Your AI Data Pipeline
We provide the tools and know-how to help you make the most of your AI-based solutions. Good models require good training data. Together with our partners, dSPACE offers all the tools and services required for your data pipeline. Gather new data with AUTERA and RTMaps, annotate the data with the UAI Annotator, and manage the data in IVS. This process goes hand in hand with our tools for creating arbitrary traffic situations, for example, by using Scenario Generation from Measurement, and finally for generating additional training data from these scenarios using the dSPACE solution for sensor-realistic simulation.

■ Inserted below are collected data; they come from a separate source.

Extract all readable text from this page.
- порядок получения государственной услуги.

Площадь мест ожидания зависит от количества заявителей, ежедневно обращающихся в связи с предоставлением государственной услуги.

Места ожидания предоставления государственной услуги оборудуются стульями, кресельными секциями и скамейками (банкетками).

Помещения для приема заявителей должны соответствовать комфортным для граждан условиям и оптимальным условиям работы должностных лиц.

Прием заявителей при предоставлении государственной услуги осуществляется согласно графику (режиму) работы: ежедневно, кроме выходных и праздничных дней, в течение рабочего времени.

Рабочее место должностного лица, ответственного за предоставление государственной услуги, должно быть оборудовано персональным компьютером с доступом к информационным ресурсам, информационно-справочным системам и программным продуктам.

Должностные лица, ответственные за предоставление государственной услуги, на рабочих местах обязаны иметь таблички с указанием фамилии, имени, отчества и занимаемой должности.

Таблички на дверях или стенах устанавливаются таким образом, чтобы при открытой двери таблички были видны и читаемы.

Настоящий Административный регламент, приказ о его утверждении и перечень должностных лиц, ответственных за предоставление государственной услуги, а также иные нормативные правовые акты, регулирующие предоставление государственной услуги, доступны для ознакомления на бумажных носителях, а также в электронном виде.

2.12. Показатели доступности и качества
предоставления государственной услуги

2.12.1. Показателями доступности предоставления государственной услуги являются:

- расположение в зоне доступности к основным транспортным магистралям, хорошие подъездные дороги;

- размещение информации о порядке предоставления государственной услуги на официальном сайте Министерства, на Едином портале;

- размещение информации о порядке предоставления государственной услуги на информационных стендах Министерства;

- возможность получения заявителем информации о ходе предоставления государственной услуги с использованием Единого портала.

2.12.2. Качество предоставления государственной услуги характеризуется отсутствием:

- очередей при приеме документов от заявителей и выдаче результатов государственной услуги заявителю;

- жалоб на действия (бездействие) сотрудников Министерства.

How much real-world sensor data is needed?
dSPACE conducted a study to investigate the training of neural networks with synthetic sensor data for real-world applications. The goal of the study was to quantify how much real-world data can be reduced when a mixed data set of synthetic and real-world data is used. By modeling the relationship between the number of training examples and recognition performance using a simple power law, it was found that the amount of real-world data required can be reduced by up to 70% without affecting recognition performance. In particular, the training of object recognition networks is improved by enriching the mixed data set with classes that are underrepresented in the real data set. The results show that mixed data sets with real-world data proportions between 5% and 20% reduce the need for real-world data the most, without reducing recognition performance.
Sensor-realistic simulation is a valuable tool to easily generate additional training data for neural networks, especially to include rare classes and scenarios in the dataset.